A Lean 4 library that formalizes covering codes and provides a proof-carrying database of certified bounds on the q-ary covering number K_q(n,r).

K_q(n,r) is the minimum size of a subset C ⊆ (Fin q)^n such that every q-ary word of length n is within Hamming distance at most r from some codeword. The football pool problem is the special case K_3(n,1).


Quick start

Build the command-line tool and run a few example covering-code queries:

scripts/build-proof-mode.sh native covering_codes
lake -KproofMode=native exe covering_codes 3 6 1
lake -KproofMode=native exe covering_codes 3 8 3

This builds the command-line executable and generated-table dependencies using native evaluation for expensive finite covering_decide proof leaves. Native proof mode is the practical default for routine builds and interactive use; the stronger kernel replay path is described below.

To monitor active generated-table chunks during a long build, run scripts/watch-generated-build.sh in another terminal.

See scripts/check.sh for the heavy kernel check, and scripts/check-generated.sh for the Git-checkout table-regeneration check. Developer-only workflows are summarized in docs/HOWTO_DEVELOP.md.

Parallelism and memory

Lake and Lean may compile several modules in parallel. On machines with many CPU cores but limited memory per worker, the default parallelism can be too aggressive for this project. In that case, set LEAN_NUM_THREADS in the environment before running the build, choosing a value appropriate for the available RAM and core count. Machines with fewer cores, or more memory per parallel worker, may not need this setting.

Proof mode switch

Expensive finite proof leaves use the covering_decide tactic. By default it uses ordinary decide, which is the kernel-checked final mode. For daily work, run selected files with native evaluation:

scripts/check-proof-mode.sh native CoveringCodes/Database/Sources/SmallExplicitUpper.lean
scripts/check-proof-mode.sh kernel CoveringCodes/Database/Sources/SmallLowerBounds.lean

The underlying Lean option is -Dweak.coveringCodes.useNativeDecide=true; use false or omit the option for kernel mode.
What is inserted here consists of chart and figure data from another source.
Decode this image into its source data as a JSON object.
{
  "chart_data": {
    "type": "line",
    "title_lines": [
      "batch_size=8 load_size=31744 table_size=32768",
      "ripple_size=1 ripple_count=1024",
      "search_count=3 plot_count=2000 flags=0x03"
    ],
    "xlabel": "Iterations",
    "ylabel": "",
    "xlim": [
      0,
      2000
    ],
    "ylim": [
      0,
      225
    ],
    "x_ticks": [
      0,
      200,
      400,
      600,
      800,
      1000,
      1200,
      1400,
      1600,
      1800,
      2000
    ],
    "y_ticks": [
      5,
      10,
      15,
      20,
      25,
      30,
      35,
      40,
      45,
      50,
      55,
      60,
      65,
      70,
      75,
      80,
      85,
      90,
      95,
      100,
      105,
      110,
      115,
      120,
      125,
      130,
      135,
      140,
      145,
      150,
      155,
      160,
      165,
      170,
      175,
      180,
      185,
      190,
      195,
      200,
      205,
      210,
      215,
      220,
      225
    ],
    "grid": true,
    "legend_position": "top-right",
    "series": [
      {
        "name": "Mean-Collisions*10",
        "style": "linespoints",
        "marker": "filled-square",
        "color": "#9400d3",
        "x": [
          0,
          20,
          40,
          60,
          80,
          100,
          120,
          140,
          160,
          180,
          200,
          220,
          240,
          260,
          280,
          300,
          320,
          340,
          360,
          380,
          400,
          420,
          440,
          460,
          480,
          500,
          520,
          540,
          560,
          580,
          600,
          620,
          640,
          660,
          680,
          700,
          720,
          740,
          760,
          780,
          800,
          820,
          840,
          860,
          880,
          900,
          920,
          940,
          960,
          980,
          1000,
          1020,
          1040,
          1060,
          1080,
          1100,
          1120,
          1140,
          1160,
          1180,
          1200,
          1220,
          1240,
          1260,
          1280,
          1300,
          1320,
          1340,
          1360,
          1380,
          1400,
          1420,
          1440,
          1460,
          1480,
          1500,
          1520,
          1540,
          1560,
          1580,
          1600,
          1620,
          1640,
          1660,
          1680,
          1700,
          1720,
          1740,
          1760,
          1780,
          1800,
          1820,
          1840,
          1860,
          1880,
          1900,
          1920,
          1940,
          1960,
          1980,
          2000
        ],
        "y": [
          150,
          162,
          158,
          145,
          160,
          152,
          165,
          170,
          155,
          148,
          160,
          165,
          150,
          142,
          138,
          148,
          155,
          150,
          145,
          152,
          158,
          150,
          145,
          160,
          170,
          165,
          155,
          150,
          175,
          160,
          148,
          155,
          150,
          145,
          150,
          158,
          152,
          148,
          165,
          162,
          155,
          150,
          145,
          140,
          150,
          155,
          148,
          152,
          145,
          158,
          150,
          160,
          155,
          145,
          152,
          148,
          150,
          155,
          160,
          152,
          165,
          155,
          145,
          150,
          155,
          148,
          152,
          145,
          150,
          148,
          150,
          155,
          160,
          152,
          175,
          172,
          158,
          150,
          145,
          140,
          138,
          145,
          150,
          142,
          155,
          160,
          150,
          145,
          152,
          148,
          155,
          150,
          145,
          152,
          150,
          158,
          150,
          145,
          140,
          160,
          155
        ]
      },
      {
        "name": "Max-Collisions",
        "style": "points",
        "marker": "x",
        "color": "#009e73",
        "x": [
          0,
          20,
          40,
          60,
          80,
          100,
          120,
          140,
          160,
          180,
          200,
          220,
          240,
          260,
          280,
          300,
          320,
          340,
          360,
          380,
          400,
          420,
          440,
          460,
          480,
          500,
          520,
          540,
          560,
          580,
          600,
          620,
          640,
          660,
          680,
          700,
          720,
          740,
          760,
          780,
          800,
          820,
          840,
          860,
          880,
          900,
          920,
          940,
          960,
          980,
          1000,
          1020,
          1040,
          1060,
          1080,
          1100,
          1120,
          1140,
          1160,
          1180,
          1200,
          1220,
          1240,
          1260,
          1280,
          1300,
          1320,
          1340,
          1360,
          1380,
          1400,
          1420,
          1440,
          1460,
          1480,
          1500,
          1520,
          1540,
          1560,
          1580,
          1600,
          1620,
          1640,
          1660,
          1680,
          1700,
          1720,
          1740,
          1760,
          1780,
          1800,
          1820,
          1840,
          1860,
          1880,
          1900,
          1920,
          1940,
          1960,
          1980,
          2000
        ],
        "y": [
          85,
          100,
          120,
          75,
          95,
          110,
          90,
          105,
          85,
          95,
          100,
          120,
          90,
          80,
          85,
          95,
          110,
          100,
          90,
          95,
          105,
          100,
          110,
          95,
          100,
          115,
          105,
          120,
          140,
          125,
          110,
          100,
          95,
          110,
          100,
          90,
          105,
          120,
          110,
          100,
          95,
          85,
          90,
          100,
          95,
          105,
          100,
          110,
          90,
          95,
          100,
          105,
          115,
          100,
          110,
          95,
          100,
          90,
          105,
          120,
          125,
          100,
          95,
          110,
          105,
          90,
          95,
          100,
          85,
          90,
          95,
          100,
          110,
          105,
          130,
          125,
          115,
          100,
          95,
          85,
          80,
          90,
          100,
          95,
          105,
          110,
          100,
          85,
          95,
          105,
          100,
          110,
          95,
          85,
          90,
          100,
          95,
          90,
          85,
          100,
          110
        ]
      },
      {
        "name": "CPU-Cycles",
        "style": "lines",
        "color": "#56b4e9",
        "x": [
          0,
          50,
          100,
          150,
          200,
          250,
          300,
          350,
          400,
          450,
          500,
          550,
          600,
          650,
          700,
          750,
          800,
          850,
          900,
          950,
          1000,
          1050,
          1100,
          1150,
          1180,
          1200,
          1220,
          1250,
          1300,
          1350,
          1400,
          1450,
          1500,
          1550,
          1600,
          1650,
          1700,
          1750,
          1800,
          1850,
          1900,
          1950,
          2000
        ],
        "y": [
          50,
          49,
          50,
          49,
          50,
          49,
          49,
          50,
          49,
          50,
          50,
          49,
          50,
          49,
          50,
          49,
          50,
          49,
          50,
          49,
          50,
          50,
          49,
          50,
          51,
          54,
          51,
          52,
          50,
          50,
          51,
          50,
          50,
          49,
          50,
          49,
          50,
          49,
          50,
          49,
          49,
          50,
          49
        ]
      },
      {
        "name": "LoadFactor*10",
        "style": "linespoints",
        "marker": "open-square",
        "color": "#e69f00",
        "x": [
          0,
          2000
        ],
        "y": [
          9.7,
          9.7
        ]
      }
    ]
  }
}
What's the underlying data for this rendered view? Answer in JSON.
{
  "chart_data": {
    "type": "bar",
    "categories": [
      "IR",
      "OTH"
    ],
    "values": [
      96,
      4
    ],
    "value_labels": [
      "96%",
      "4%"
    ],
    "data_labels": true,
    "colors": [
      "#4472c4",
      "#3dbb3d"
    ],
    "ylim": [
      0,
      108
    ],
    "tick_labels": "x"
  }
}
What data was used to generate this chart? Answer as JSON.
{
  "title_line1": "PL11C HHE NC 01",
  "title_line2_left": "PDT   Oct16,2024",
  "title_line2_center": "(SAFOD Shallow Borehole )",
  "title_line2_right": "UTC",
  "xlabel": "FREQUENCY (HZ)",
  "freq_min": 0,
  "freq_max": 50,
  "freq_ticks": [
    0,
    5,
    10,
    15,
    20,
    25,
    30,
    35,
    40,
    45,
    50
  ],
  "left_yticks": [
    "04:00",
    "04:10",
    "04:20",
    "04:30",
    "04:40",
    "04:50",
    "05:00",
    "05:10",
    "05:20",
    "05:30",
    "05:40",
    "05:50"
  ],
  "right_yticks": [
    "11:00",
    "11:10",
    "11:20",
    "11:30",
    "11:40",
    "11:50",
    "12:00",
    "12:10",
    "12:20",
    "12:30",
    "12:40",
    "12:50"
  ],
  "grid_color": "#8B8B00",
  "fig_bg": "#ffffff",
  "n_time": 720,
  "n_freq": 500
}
For full Lake builds, use Lake's -KproofMode=... configuration option before the command and force Lake to re-read the lakefile:

lake -KproofMode=native --reconfigure build covering_codes
lake -KproofMode=kernel --reconfigure build covering_codes

The helper script wraps the same command:

scripts/build-proof-mode.sh native covering_codes
scripts/build-proof-mode.sh kernel covering_codes

To compare resource usage, run:

scripts/measure-proof-modes.py --mode both --timeout 600

The measurement script prebuilds target imports first; the timed CSV rows then measure the selected Lean file runs themselves.

For per-proof or per-K_q(n,r) CPU/RSS attribution, place that result in an isolated Lean file and pass it as label,q,n,r,file to the measurement script. Use --lean-memory-mb or LEAN_MEMORY_MB=... scripts/check-proof-mode.sh ... for large kernel experiments. In particular, the van Laarhoven kernel certificates are known to be very expensive and should be run only with explicit timeout and memory settings. The helper scripts refuse those kernel runs unless you opt in with ALLOW_VAN_LAARHOVEN_KERNEL=1 for check-proof-mode.sh, or --allow-van-laarhoven-kernel for measure-proof-modes.py.


Reproducibility

This repository is built with the Lean toolchain pinned in lean-toolchain:

leanprover/lean4:v4.30.0-rc2

Lake is the Lake version bundled with that Lean toolchain. The Lake dependency revisions are pinned in lake-manifest.json; users should use the committed manifest rather than updating dependencies.

Run commands from the repository root.

Command cost guide

Recommended first build:

scripts/build-proof-mode.sh native covering_codes
lake -KproofMode=native exe covering_codes 3 6 1
lake -KproofMode=native exe covering_codes 3 8 3
lake -KproofMode=native exe covering_codes 2 7 1

The build command compiles the CLI and generated-table dependencies using native evaluation for expensive finite proof leaves. The three lake exe commands are cheap after the build and exercise a van Laarhoven case-study query, a closure-derived generated-table query, and a primitive binary Hamming source query.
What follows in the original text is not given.